The three banks were among the eight that were declared insolvent two years ago by CBN. This approach, called bridge banking, permits the NDIC to take over the failed banks and keep them in business until it hands them over to new buyers.
Justifying its action, CBN said the three banks 'have not shown the necessary capacity and ability to beat the September 30 recapitalization deadline' given to the eight insolvent banks to shore up their capital base.
The action of the CBN has, however, dampened confidence, which is critical in the banking sector. Panic has already choked the capital market. Stocks prices have been on a free-fall. The all share index, which measures the volume of trading, has been on a bearish retreat. NDIC has advised shareholders of the acquired banks to regard their shares as 'worthless.' Both big time and small shareholders are groaning, just as panic withdrawals are going on in branches of the three banks across the country. The damage to the economy may be incalculable in real terms. The losses could be much higher than the regulatory authorities anticipated before the nationalisation.
We have always supported reforms that could deepen the fortunes of the banking sector and save it from turbulence. Our position has not changed. Without a doubt, the banking sector occupies premium position in our economy. With its stocks constituting about 60 percent of all equities in the Stock Exchange, it is expected that any decision on this sector must be well thought through before implementation. Anything contrary to this will be counter-productive. We want to believe that whatever informed the CBN's action, the banks and their customers and shareholders' interests must be taken into consideration.
It makes sense that the leadership of CBN should make this a priority at all times. In this case, the decision of the apex bank may have been well intentioned to save terminally ill institutions, which the banks were alleged to be. Nonetheless, the fate of the shareholders should been have factored in.
The regulatory authority, NDIC, has hinted that the shareholders should bear their losses as the price they have to pay for investing in distressed financial institutions. That is not comforting at all. We think the CBN, NDIC and AMCON should do more than they are currently doing to douse anxiety in the aftermath of government acquisition of the failed banks.

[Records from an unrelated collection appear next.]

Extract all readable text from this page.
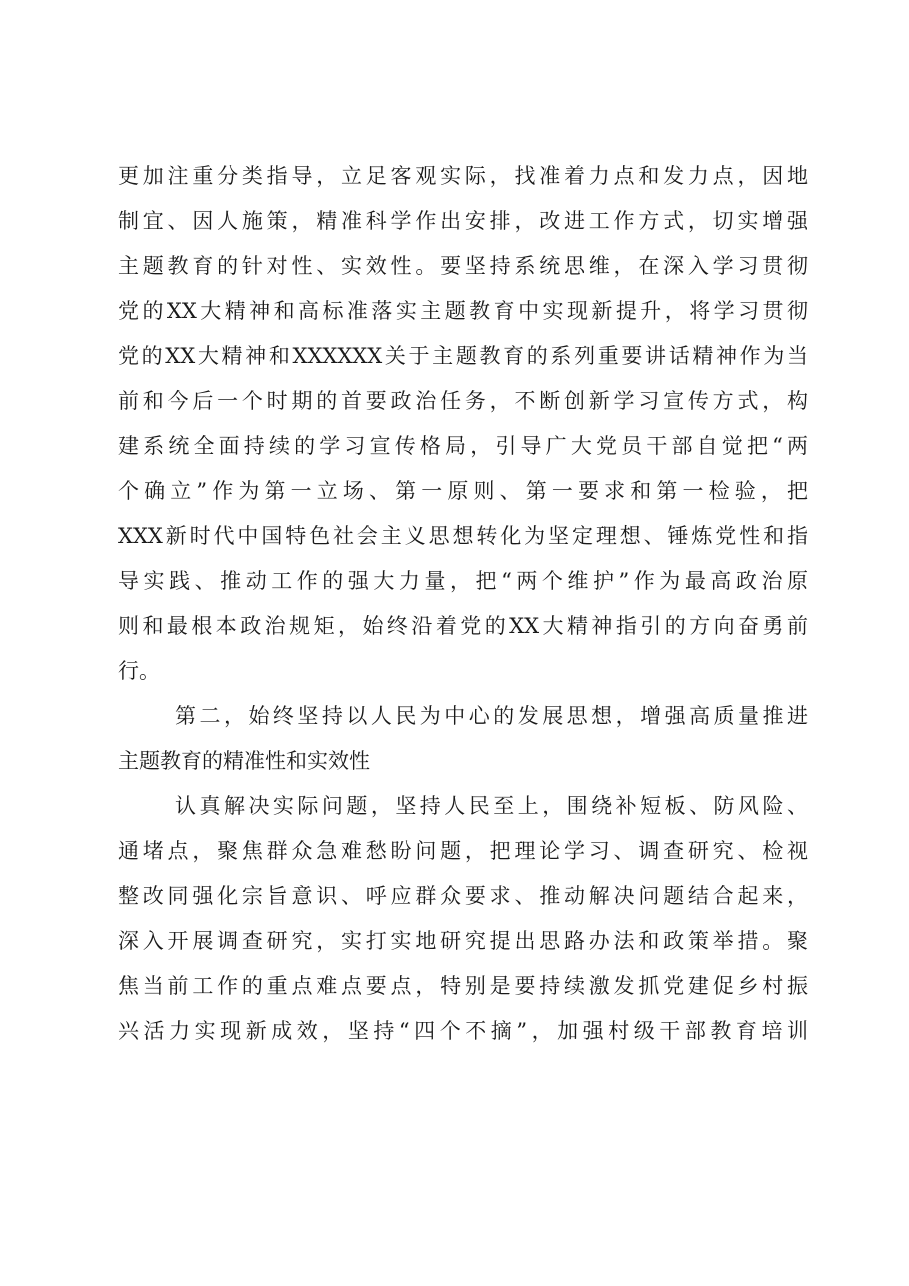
更加注重分类指导，立足客观实际，找准着力点和发力点，因地
制宜、因人施策，精准科学作出安排，改进工作方式，切实增强
主题教育的针对性、实效性。要坚持系统思维，在深入学习贯彻
党的XX大精神和高标准落实主题教育中实现新提升，将学习贯彻
党的XX大精神和XXXXXX关于主题教育的系列重要讲话精神作为当
前和今后一个时期的首要政治任务，不断创新学习宣传方式，构
建系统全面持续的学习宣传格局，引导广大党员干部自觉把“两
个确立”作为第一立场、第一原则、第一要求和第一检验，把
XXX新时代中国特色社会主义思想转化为坚定理想、锤炼党性和指
导实践、推动工作的强大力量，把“两个维护”作为最高政治原
则和最根本政治规矩，始终沿着党的XX大精神指引的方向奋勇前
行。
第二，始终坚持以人民为中心的发展思想，增强高质量推进
主题教育的精准性和实效性
认真解决实际问题，坚持人民至上，围绕补短板、防风险、
通堵点，聚焦群众急难愁盼问题，把理论学习、调查研究、检视
整改同强化宗旨意识、呼应群众要求、推动解决问题结合起来，
深入开展调查研究，实打实地研究提出思路办法和政策举措。聚
焦当前工作的重点难点要点，特别是要持续激发抓党建促乡村振
兴活力实现新成效，坚持“四个不摘”，加强村级干部教育培训
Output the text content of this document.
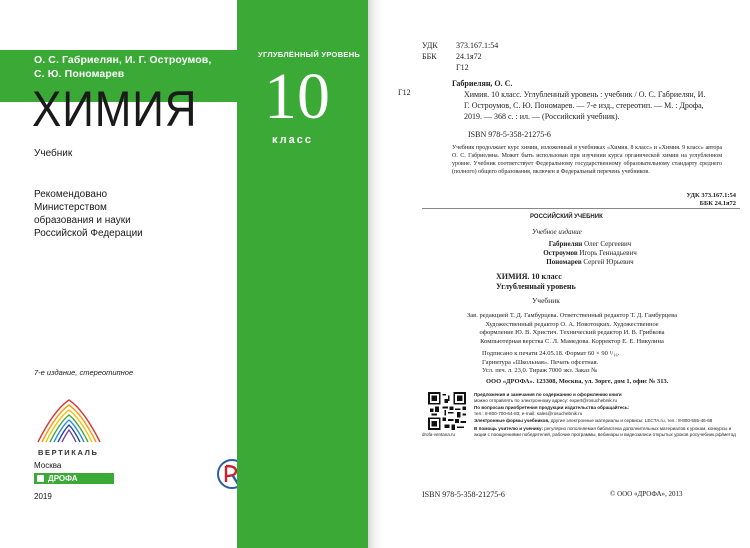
О. С. Габриелян, И. Г. Остроумов,
С. Ю. Пономарев
ХИМИЯ
Учебник
Рекомендовано
Министерством
образования и науки
Российской Федерации
7-е издание, стереотипное
ВЕРТИКАЛЬ
Москва
ДРОФА
2019
УГЛУБЛЁННЫЙ УРОВЕНЬ
10
класс
УДК	373.167.1:54
ББК	24.1я72
Г12
Г12
Габриелян, О. С.
Химия. 10 класс. Углубленный уровень : учебник / О. С. Габриелян, И. Г. Остроумов, С. Ю. Пономарев. — 7-е изд., стереотип. — М. : Дрофа, 2019. — 368 с. : ил. — (Российский учебник).
ISBN 978-5-358-21275-6
Учебник продолжает курс химии, изложенный в учебниках «Химия. 8 класс» и «Химия. 9 класс» автора О. С. Габриеляна. Может быть использован при изучении курса органической химии на углубленном уровне. Учебник соответствует Федеральному государственному образовательному стандарту среднего (полного) общего образования, включен в Федеральный перечень учебников.
УДК 373.167.1:54
ББК 24.1я72
РОССИЙСКИЙ УЧЕБНИК
Учебное издание
Габриелян Олег Сергеевич
Остроумов Игорь Геннадьевич
Пономарев Сергей Юрьевич
ХИМИЯ. 10 класс
Углубленный уровень
Учебник
Зав. редакцией Т. Д. Гамбурцева. Ответственный редактор Т. Д. Гамбурцева
Художественный редактор О. А. Новотоцких. Художественное
оформление Ю. В. Христич. Технический редактор И. В. Грибкова
Компьютерная верстка С. Л. Мамедова. Корректор Е. Е. Никулина
Подписано к печати 24.05.18. Формат 60 × 90 ¹/₁₆.
Гарнитура «Школьная». Печать офсетная.
Усл. печ. л. 23,0. Тираж 7000 экз. Заказ №
ООО «ДРОФА». 123308, Москва, ул. Зорге, дом 1, офис № 313.
drofa-ventana.ru

Предложения и замечания по содержанию и оформлению книги
можно отправлять по электронному адресу: expert@rosuchebnik.ru

По вопросам приобретения продукции издательства обращайтесь:
тел.: 8-800-700-64-83; e-mail: sales@rosuchebnik.ru

Электронные формы учебников, другие электронные материалы и сервисы: LECTA.ru, тел.: 8-800-555-46-68

В помощь учителю и ученику: регулярно пополняемая библиотека дополнительных материалов к урокам, конкурсы и акции с поощрениями победителей, рабочие программы, вебинары и видеозаписи открытых уроков росучебник.рф/метод

ISBN 978-5-358-21275-6	© ООО «ДРОФА», 2013
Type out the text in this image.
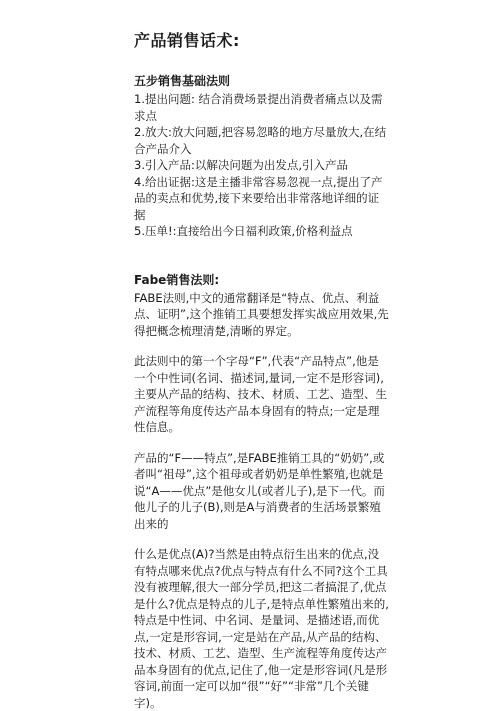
产品销售话术:
五步销售基础法则

1.提出问题: 结合消费场景提出消费者痛点以及需求点

2.放大:放大问题,把容易忽略的地方尽量放大,在结合产品介入

3.引入产品:以解决问题为出发点,引入产品

4.给出证据:这是主播非常容易忽视一点,提出了产品的卖点和优势,接下来要给出非常落地详细的证据

5.压单!:直接给出今日福利政策,价格利益点

Fabe销售法则:

FABE法则,中文的通常翻译是“特点、优点、利益点、证明”,这个推销工具要想发挥实战应用效果,先得把概念梳理清楚,清晰的界定。

此法则中的第一个字母“F”,代表“产品特点”,他是一个中性词(名词、描述词,量词,一定不是形容词),主要从产品的结构、技术、材质、工艺、造型、生产流程等角度传达产品本身固有的特点;一定是理性信息。

产品的“F——特点”,是FABE推销工具的“奶奶”,或者叫“祖母”,这个祖母或者奶奶是单性繁殖,也就是说“A——优点”是他女儿(或者儿子),是下一代。而他儿子的儿子(B),则是A与消费者的生活场景繁殖出来的

什么是优点(A)?当然是由特点衍生出来的优点,没有特点哪来优点?优点与特点有什么不同?这个工具没有被理解,很大一部分学员,把这二者搞混了,优点是什么?优点是特点的儿子,是特点单性繁殖出来的,特点是中性词、中名词、是量词、是描述语,而优点,一定是形容词,一定是站在产品,从产品的结构、技术、材质、工艺、造型、生产流程等角度传达产品本身固有的优点,记住了,他一定是形容词(凡是形容词,前面一定可以加“很”“好”“非常”几个关键字)。
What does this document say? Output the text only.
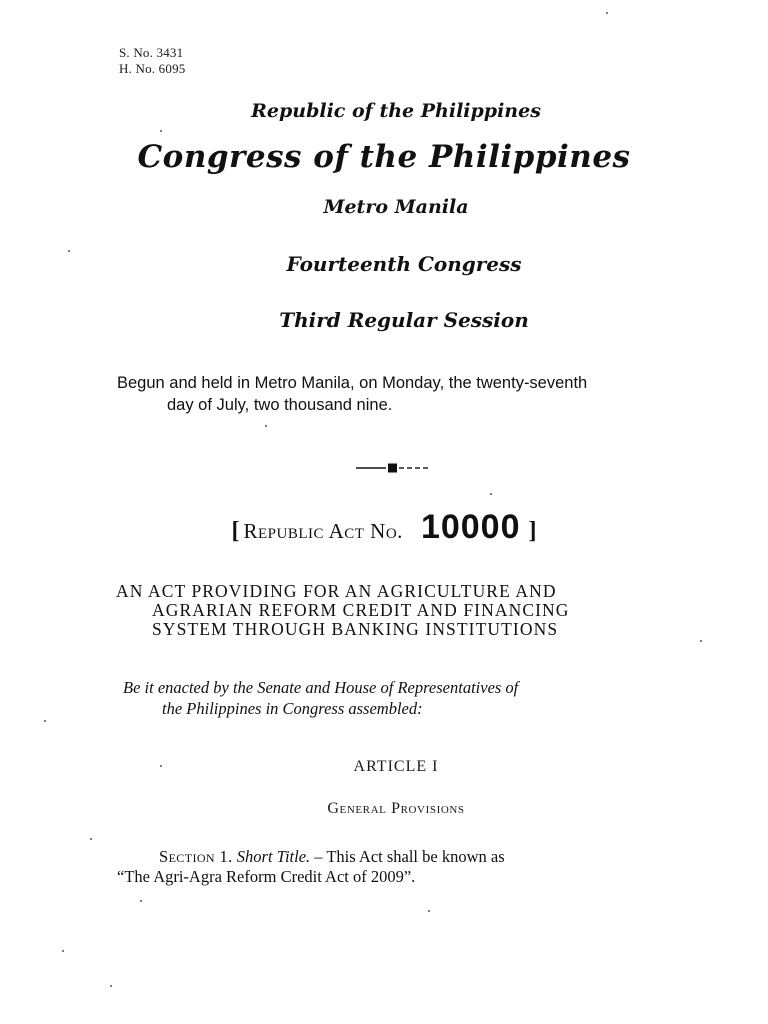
S. No. 3431
H. No. 6095
Republic of the Philippines
Congress of the Philippines
Metro Manila
Fourteenth Congress
Third Regular Session
Begun and held in Metro Manila, on Monday, the twenty-seventh
day of July, two thousand nine.
[ Republic Act No. 10000 ]
AN ACT PROVIDING FOR AN AGRICULTURE AND
AGRARIAN REFORM CREDIT AND FINANCING
SYSTEM THROUGH BANKING INSTITUTIONS
Be it enacted by the Senate and House of Representatives of
the Philippines in Congress assembled:
ARTICLE I
General Provisions
Section 1. Short Title. – This Act shall be known as
“The Agri-Agra Reform Credit Act of 2009”.
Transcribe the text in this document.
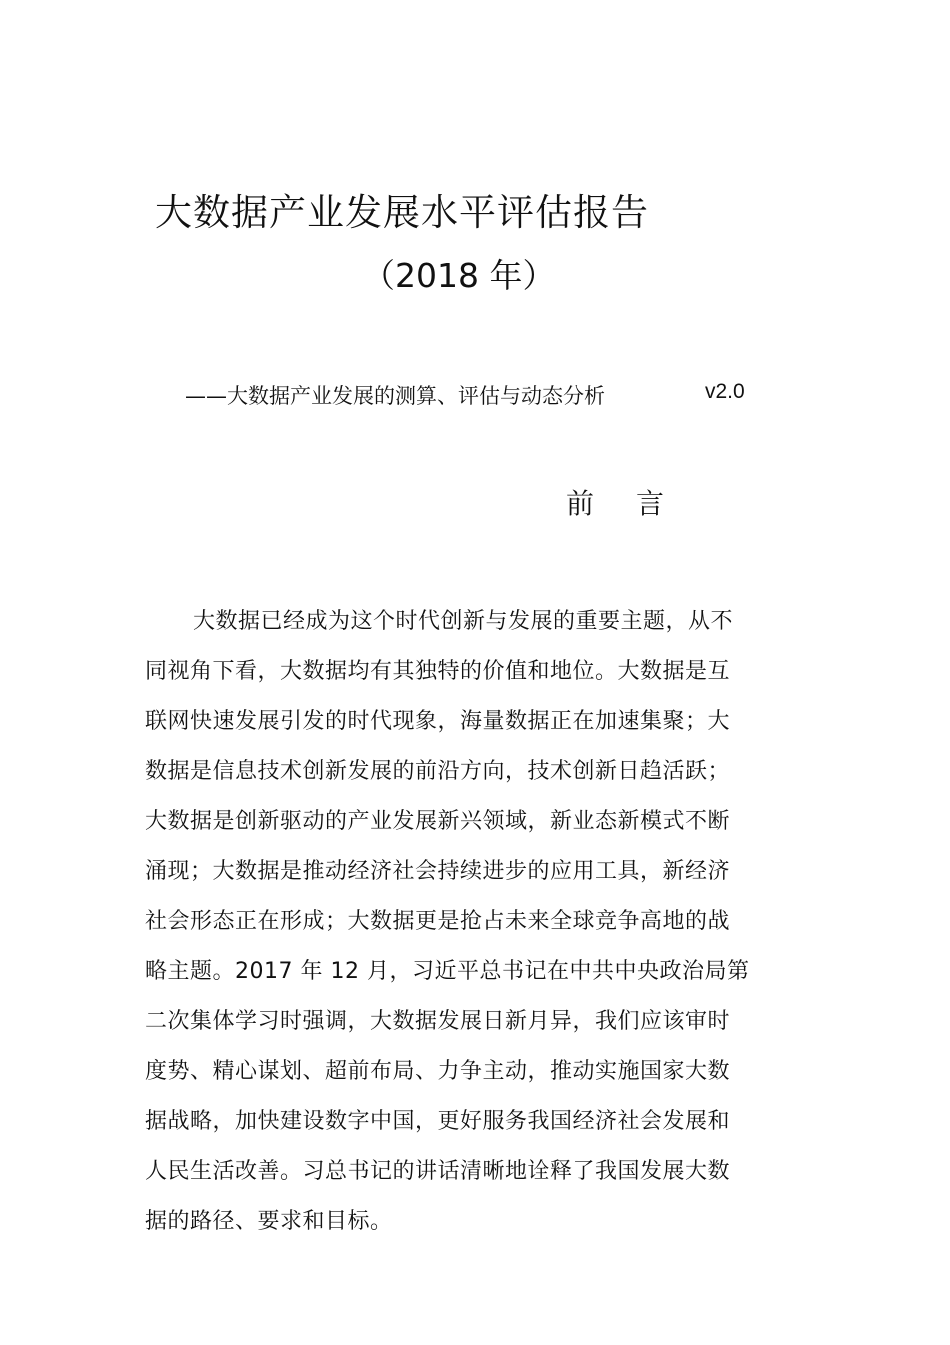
大数据产业发展水平评估报告
（2018 年）
——大数据产业发展的测算、评估与动态分析	v2.0
前言
大数据已经成为这个时代创新与发展的重要主题，从不
同视角下看，大数据均有其独特的价值和地位。大数据是互
联网快速发展引发的时代现象，海量数据正在加速集聚；大
数据是信息技术创新发展的前沿方向，技术创新日趋活跃；
大数据是创新驱动的产业发展新兴领域，新业态新模式不断
涌现；大数据是推动经济社会持续进步的应用工具，新经济
社会形态正在形成；大数据更是抢占未来全球竞争高地的战
略主题。2017 年 12 月，习近平总书记在中共中央政治局第
二次集体学习时强调，大数据发展日新月异，我们应该审时
度势、精心谋划、超前布局、力争主动，推动实施国家大数
据战略，加快建设数字中国，更好服务我国经济社会发展和
人民生活改善。习总书记的讲话清晰地诠释了我国发展大数
据的路径、要求和目标。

Mature handling of this crisis will go a long way in restoring investors' confidence, not only in the failed banks, but also in the banking sector as a whole. At the moment, confidence is abysmally low, and Foreign Direct Investment (FDI), which indicates level of interest of foreign investors in the economy of a country, is equally very low. This is largely due to the current mixed signals from the CBN.
The regulatory authorities need to inject optimism and confidence into our economic outlook, which is yet to recover from the after-shock of the financial crisis that bruised and battered many economies of the world.
If our banks are to play a leading role in galvanizing the economy, CBN should watch its back, especially on its policies in the sector. This is the time for CBN to renew confidence in our banks.